During shadow and dual-write, run a reconciliation job that compares legacy and new state daily. Any drift — even “just one record” — is a bug. Track drift count as a release-gate metric. Without reconciliation you discover migration bugs from customer complaints, which is too late.

Common pitfalls

Underestimating throughput mismatch

The mainframe is slower per transaction than a modern service but absorbs huge concurrent loads. The new service is faster per transaction but falls over at the legacy concurrent load. Load-test the new service to mainframe peak, not average.
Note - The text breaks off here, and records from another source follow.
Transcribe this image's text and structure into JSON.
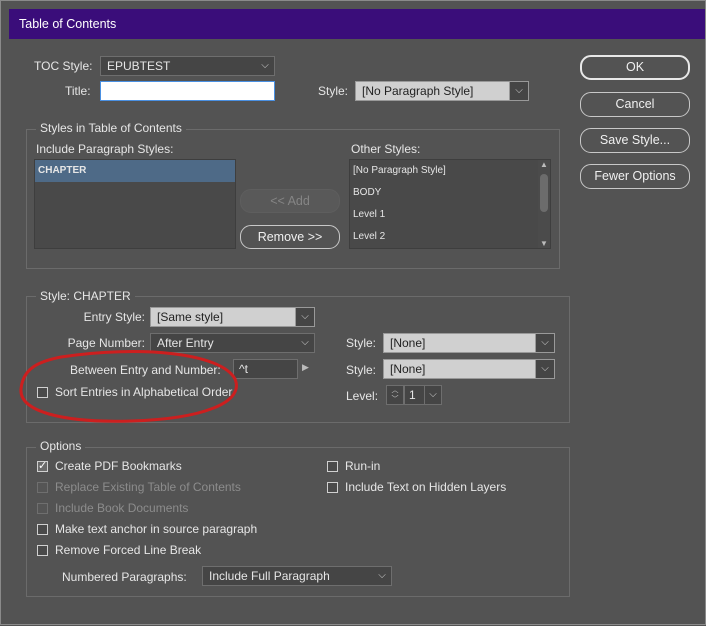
{
  "window": {
    "title": "Table of Contents"
  },
  "top": {
    "toc_style_label": "TOC Style:",
    "toc_style_value": "EPUBTEST",
    "title_label": "Title:",
    "title_value": "",
    "style_label": "Style:",
    "style_value": "[No Paragraph Style]"
  },
  "buttons": {
    "ok": "OK",
    "cancel": "Cancel",
    "save_style": "Save Style...",
    "fewer_options": "Fewer Options",
    "add": "<< Add",
    "remove": "Remove >>"
  },
  "styles_in_toc": {
    "group_title": "Styles in Table of Contents",
    "include_label": "Include Paragraph Styles:",
    "include_items": [
      "CHAPTER"
    ],
    "other_label": "Other Styles:",
    "other_items": [
      "[No Paragraph Style]",
      "BODY",
      "Level 1",
      "Level 2"
    ]
  },
  "style_section": {
    "group_title": "Style: CHAPTER",
    "entry_style_label": "Entry Style:",
    "entry_style_value": "[Same style]",
    "page_number_label": "Page Number:",
    "page_number_value": "After Entry",
    "between_label": "Between Entry and Number:",
    "between_value": "^t",
    "style1_label": "Style:",
    "style1_value": "[None]",
    "style2_label": "Style:",
    "style2_value": "[None]",
    "sort_label": "Sort Entries in Alphabetical Order",
    "level_label": "Level:",
    "level_value": "1"
  },
  "options": {
    "group_title": "Options",
    "create_pdf": "Create PDF Bookmarks",
    "replace_existing": "Replace Existing Table of Contents",
    "include_book": "Include Book Documents",
    "make_anchor": "Make text anchor in source paragraph",
    "remove_forced": "Remove Forced Line Break",
    "run_in": "Run-in",
    "include_hidden": "Include Text on Hidden Layers",
    "numbered_label": "Numbered Paragraphs:",
    "numbered_value": "Include Full Paragraph"
  },
  "colors": {
    "titlebar": "#3a0d7a",
    "dialog_bg": "#535353",
    "annotation": "#cc1f1f"
  }
}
The ACL becomes the legacy

If the ACL accumulates business logic (“round amounts to 2 dp for partner X but 4 dp for partner Y”), it ossifies. Keep the ACL purely about translation; push business logic to either side.

No rollback plan

Once the new service is system of record and legacy has stopped writing, rolling back is hard or impossible. Define the “point of no return” explicitly; require explicit sign-off; keep the legacy path warm for a quarter past the cutover.

COBOL knowledge fade

The engineers who wrote the original code retire. Codify their knowledge in tests against the bridge before they leave — otherwise you discover undocumented behaviour by re-implementing it incorrectly.

When not to migrate

Strangler fig is the right pattern when the legacy code is a constraint on shipping new product, scaling, or hiring. It is the wrong pattern when:

  • The legacy works and is invisible. A 30-year-old batch job that runs at 2am, processes 50M transactions, and never fails is not a problem. Don’t modernise it just because it’s old.
  • Regulatory certainty depends on legacy behaviour. If the regulator is comfortable with the current system and a re-implementation would require re-certification, the cost calculus shifts dramatically. Document and ringfence; don’t modernise.
  • The team has no mainframe expertise left. A migration done without anyone who understands the legacy code will introduce subtle bugs that are impossible to diagnose. Hire or train first; migrate second.
  • Volumes are small and the cost of running it is low. A small AS/400 system that costs less to keep than to migrate is a candidate for “leave alone forever.”